Par flânerie et aussi par intérêt, nous avons visité le bouge de ce sanglier féroce. Il logeait à l’entresol. Sur sa cheminée, par un étrange hasard, s’accouplaient une tête de mort, la statue de la République et un tambour de basque. La prédilection que Salvador ressentait pour cet instrument pyrénéen venait de ce qu’il était fils d’un espagnol réfugié à Bourges, probablement à la suite de Don Carlos.

La table de travail était remplacée non point par un piano droit de Pleyel ou de Bord, mais bien par un clavecin de l’ancien temps, surchargé de papiers et de livres rares, ayant trait à des travaux obscurs sur le plain-chant ou sur les philosophies allemandes. Dans l’alcôve pendaient encore un habit galonné et un képi. À droite, il y avait un canapé dont les coussins déformés portaient l’empreinte d’une personne couchée.

Pourquoi cette précision? ne soyez pas impatients!

[…]

La rue Jacob était défendue par sept insurgés seulement, qui s’abritaient derrière une barricade.

Et dont au moins un est ivre, cela va sans dire (mais le journaliste le dit).

[…]

Depuis cinq heures du matin jusqu’à midi, la lutte dura avec des alternatives diverses […] À midi, la position fut tournée.

Sept défenseurs dont un ivrogne, et ils tiennent sept heures!

Un officier, suivi de quelques soldats, se précipita vers la demeure de Salvador, qui lui était recommandé d’une façon toute spéciale. Il le trouva, en bottes molles, étendu sur le canapé dont il a été question plus haut et fumant une cigarette.

La mollesse des bottes est caractéristique de la mollesse du personnage, qui était paresseusement couché depuis si longtemps que, plusieurs jours plus tard, la marque de son corps se voyait encore sur le canapé…

— Vous êtes le citoyen Salvador, membre de la Commune [sic]?

— Oui, dit l’autre sans sourciller.

— Vous avez trois noms. Le vôtre d’abord, le vrai; vous signez Clément dans les journaux, et Vaillant au Comité central.

— Oui.

Tout ça est faux, bien entendu…

— Maintenant que vous êtes découvert, vous savez le sort qui vous attend?

Salvador haussa les épaules avec une fierté toute castillane.

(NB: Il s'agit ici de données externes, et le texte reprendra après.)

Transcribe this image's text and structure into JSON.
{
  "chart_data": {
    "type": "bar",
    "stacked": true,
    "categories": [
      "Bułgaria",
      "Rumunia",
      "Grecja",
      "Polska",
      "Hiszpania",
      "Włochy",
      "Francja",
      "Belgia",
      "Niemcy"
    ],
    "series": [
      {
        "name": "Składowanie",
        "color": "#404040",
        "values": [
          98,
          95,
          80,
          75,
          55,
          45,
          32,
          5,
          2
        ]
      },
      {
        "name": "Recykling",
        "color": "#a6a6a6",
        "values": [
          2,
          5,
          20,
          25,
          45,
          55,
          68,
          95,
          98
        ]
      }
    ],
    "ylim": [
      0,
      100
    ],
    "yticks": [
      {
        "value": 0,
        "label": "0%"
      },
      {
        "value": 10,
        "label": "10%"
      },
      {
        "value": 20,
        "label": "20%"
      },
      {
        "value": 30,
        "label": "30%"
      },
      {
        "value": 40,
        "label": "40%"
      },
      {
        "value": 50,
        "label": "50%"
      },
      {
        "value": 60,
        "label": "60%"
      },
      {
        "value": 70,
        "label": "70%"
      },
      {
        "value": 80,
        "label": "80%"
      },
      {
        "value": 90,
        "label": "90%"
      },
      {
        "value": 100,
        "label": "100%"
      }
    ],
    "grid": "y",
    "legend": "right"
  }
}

— Suivez-moi, dit l’officier.

Ils descendirent et marchèrent silencieusement pendant que le condamné [sic] lançait dans l’air de petites bouffées de fumée. Au coin de la rue Bonaparte, le peloton s’arrêta.

Salvador devint légèrement pâle et dit avec un sourire:

— Ah! fort bien, je vois ce que c’est…

Il s’occupa d’arranger le nœud de sa cravate qui se défaisait toujours, parce que sa belle main, blanche et aristocratique, tremblait un peu. Faisant enfin un effort sur lui-même:

— Vous viserez là, dit-il aux soldats en montrant son cou.

Il s’agenouilla, regardant la troupe d’un œil qui jetait un dernier défi à la société. Une détonation retentit. Francisco Salvador, homme de lettres et directeur du Conservatoire, avait cessé d’exister.

Aucun tribunal, pas même une cour martiale expéditive, ne l’avait condamné… mais il est bien vrai que Francisco Salvador Daniel a été assassiné rue Jacob le 24 mai 1871.

*

Et après?

L’histoire officielle du Conservatoire de Paris fait succéder Ambroise Thomas à Auber. Salvador Daniel est, littéralement, inconnu à ces messieurs (c’en sont). Auber, qui avait sa rue à Paris de son vivant, est bien connu des usagers du RER A. Pas Salvador Daniel.

L’ethno-musicologie est à la mode. Le dialogue inter-culturel (que l’on m’excuse ce passage par la langue de bois) aussi.

Ce 18 juillet (2016), Salvador Daniel était au programme d’un concert retransmis par France Musique. Après L’Invitation au voyage, la soprano Amel Brahim-Djelloul y a chanté notamment Zohra (que l’on peut écouter ici).

Livre utilisé

Salvador Daniel (Francisco), Musique et instruments de musique du Maghreb, précédé de Mémoire de Francisco-Salvador Daniel, par Henry-George Farmer (1914), La Boîte à documents (1986).